Together the committees aggregate pointers so researchers can relocate datasets, tooling, evaluations and reproducibility artefacts efficiently.
Where this prototype came from
Maintainers experimented with statically generated hubs on GitHub Pages to reduce friction submitting datasets and ancillary material while narrowing security exposure compared with classic dynamic CMS stacks. Read our September 2021 motivation note describing the rationale (adapted wording from the inaugural Jekyll era — the generator stack is Eleventy today).
Contributors to this experiment include Joseph Chazalon, Pau Riba, and Muzzamil Luqman.

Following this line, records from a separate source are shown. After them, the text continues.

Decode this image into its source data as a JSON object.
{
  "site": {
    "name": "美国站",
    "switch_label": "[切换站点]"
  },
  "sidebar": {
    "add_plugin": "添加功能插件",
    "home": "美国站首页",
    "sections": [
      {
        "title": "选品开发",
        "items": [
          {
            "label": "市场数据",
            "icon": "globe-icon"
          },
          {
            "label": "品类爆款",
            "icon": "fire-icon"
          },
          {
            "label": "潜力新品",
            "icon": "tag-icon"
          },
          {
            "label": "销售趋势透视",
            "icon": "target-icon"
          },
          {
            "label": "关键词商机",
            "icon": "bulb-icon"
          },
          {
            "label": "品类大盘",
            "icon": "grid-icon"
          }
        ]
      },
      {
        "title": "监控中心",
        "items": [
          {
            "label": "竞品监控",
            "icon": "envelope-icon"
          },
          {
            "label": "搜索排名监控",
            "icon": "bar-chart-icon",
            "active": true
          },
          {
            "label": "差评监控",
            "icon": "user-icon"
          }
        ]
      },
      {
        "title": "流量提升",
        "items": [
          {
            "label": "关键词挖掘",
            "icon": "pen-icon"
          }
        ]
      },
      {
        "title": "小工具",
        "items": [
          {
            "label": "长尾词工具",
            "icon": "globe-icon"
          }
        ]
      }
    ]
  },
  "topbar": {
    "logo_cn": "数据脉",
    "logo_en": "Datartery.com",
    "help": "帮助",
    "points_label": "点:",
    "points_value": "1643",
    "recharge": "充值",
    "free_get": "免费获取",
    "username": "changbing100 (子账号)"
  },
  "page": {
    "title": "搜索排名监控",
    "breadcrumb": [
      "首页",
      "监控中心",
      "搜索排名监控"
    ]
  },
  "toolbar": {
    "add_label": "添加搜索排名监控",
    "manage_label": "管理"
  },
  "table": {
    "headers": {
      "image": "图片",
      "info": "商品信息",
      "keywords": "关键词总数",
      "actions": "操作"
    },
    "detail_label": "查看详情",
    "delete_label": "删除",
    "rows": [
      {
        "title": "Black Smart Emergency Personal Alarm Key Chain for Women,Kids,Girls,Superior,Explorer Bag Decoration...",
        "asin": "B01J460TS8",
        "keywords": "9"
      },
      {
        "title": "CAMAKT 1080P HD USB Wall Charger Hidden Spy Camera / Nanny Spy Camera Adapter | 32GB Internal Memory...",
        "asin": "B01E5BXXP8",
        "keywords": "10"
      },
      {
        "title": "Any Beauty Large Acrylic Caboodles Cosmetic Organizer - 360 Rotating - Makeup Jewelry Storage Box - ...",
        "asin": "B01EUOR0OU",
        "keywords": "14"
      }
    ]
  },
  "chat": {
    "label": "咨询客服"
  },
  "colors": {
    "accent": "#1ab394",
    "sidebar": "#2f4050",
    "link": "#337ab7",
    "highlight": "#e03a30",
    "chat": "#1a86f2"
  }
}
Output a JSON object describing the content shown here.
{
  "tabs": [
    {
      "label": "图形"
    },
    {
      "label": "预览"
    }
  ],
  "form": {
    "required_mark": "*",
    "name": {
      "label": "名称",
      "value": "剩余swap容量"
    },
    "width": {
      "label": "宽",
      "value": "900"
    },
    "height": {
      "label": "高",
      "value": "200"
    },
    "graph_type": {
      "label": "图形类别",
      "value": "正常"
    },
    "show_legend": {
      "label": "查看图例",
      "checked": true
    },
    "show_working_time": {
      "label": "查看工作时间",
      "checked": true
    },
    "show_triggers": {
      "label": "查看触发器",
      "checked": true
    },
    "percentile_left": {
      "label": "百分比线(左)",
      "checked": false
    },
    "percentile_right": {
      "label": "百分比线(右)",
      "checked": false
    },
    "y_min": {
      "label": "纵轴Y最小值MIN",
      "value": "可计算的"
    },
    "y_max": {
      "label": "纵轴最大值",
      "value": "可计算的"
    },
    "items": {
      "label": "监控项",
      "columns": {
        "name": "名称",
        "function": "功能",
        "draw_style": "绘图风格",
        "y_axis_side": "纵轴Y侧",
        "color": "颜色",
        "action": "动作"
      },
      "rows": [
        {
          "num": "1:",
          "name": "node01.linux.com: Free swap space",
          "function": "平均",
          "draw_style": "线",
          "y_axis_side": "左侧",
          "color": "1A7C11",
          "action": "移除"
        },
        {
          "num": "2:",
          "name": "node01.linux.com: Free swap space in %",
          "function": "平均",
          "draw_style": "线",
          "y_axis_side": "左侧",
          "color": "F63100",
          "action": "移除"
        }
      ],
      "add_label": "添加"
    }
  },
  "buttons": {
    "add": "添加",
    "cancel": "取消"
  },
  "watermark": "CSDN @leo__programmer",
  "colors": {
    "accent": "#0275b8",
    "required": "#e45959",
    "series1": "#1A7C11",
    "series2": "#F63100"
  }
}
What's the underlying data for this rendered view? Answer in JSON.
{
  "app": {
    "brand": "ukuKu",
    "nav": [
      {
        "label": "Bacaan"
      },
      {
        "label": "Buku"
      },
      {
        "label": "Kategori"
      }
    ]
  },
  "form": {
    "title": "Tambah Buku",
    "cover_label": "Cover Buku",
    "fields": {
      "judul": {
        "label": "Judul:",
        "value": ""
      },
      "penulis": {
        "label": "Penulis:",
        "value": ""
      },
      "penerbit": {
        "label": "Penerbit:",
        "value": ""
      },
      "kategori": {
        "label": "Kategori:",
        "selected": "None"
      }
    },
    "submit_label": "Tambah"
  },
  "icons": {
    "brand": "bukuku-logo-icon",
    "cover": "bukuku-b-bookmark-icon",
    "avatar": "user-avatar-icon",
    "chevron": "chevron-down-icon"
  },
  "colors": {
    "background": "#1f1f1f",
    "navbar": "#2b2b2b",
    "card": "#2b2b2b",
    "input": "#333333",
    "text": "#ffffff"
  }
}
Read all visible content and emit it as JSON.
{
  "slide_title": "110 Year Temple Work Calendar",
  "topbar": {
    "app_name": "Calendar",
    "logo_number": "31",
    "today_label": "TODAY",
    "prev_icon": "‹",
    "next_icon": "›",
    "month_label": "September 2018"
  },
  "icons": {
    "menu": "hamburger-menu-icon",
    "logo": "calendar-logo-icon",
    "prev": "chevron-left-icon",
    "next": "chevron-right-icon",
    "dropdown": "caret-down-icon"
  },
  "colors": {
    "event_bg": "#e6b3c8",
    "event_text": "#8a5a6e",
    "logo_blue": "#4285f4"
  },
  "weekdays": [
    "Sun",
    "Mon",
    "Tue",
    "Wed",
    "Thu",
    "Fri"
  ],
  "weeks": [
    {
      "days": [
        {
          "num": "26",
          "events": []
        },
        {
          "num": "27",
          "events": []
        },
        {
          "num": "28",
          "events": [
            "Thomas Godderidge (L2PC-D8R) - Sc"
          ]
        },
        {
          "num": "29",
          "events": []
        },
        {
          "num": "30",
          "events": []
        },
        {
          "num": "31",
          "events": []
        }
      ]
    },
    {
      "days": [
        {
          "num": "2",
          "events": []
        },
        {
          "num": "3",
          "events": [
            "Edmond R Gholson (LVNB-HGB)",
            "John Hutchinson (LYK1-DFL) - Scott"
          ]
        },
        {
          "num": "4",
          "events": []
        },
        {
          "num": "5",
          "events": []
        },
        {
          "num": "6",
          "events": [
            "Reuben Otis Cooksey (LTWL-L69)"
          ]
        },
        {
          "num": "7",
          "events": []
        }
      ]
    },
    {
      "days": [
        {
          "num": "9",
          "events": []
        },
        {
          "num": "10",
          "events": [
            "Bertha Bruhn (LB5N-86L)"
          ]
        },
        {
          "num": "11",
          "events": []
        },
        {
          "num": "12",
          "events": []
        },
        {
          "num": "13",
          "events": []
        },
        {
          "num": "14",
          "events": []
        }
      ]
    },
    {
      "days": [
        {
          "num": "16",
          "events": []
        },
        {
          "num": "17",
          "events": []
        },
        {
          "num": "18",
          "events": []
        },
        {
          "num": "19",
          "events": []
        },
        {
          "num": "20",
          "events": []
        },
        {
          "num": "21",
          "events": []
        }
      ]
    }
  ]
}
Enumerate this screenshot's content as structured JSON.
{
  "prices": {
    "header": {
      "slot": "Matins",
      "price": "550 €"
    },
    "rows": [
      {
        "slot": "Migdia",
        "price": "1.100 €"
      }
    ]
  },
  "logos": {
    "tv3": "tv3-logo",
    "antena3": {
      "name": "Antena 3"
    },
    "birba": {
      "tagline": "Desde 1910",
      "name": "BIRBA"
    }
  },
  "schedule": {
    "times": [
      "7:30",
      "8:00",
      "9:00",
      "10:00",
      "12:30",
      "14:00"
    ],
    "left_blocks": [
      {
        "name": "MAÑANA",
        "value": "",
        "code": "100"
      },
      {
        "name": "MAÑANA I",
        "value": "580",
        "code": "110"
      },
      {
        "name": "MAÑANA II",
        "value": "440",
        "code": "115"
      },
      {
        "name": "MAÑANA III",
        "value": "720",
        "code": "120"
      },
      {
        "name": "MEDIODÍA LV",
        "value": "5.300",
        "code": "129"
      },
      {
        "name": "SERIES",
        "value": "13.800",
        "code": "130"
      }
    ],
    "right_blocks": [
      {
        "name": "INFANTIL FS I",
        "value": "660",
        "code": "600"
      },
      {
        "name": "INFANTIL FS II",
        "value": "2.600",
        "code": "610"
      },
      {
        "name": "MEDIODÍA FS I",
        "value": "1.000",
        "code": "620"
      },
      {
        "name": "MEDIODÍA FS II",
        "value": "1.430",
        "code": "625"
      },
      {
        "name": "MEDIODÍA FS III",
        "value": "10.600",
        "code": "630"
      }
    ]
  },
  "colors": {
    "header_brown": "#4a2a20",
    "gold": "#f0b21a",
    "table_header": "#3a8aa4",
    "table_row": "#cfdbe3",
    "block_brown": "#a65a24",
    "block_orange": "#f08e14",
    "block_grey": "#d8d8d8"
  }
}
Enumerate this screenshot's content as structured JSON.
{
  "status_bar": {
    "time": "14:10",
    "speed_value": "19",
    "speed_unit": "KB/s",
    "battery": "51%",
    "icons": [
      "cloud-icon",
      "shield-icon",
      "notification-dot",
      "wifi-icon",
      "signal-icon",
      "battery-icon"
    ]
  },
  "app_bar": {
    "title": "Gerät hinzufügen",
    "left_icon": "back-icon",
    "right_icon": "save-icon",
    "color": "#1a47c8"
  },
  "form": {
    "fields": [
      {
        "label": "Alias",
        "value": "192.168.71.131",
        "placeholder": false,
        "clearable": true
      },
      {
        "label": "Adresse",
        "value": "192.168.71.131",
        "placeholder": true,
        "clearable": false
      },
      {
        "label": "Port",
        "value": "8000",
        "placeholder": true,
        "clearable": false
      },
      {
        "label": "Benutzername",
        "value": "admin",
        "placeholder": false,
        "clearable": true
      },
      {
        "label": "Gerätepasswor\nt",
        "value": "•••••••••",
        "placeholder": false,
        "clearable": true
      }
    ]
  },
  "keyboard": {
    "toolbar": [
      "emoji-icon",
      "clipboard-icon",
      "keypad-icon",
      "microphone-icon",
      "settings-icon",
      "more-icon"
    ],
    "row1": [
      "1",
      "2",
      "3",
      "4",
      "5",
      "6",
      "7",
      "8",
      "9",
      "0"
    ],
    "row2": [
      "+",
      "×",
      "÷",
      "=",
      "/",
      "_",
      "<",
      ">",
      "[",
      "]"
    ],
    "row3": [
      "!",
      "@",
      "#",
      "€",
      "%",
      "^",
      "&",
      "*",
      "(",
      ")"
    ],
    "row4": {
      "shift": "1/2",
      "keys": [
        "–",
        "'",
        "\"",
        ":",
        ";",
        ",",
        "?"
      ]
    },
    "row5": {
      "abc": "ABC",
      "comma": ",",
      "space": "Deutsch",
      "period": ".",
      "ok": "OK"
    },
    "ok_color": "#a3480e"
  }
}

Interested in collaborating? Visit Feedback — issues, curated survey links, mailing list hints — or mention desired scope in a GitHub issue.
Scope
Artifacts fall into controlled kinds:
| Kind | Highlights |
|---|---|
| Datasets | Ground truth, manifests, mirrored downloads, integrity hashes (md5 / optional sha256). |
| Software & tooling | Evaluation kits, preprocessing libraries, annotated-tooling front-ends (/software/ summarizes navigation). |
| Pre-trained models | Canonical weights plus model-cards & provenance anchors. |
| Competitions | Challenges, leaderboard pointers, organisers, artefacts. |
The catalog indexes artefacts on Zenodo, Hugging Face Hub, institutional SFTP buckets, institutional Git servers, &c. — blobs do not live exclusively inside Pages output.
Standalone academic papers generally appear as downloads referencing an entry—not as lone catalog records.
Curation lifecycle
- Contributors either open pull requests, submissions guided in-browser, curated Issues (datasets), or email
tc101-demo(at)googlegroups.comfor heavy attachments. - Continuous integration asserts JSON Schema validity for Markdown front matter and ancillary cross-check scripts.
- A TC curator reviews scope, taxonomy fit, mirror health, licences, duplication.
- Link monitoring is manual / workflow dispatched by maintainers (not nightly automation today).
Further historical workflow commentary lives in the submission guide.
Technology
The static site ships via Eleventy. Client-side search uses Pagefind with a supplementary JSON /search-index.json powering fallback filtering on Browse.
Source hub: https://github.com/TC101-demo/TC101-demo.github.io.
Acknowledgements
Thanks are due to organisers of longstanding TC11 infrastructures and dataset hosting communities—especially collaborators seeding IAPR artefacts on Zenodo’s IAPR-TC11 community collection.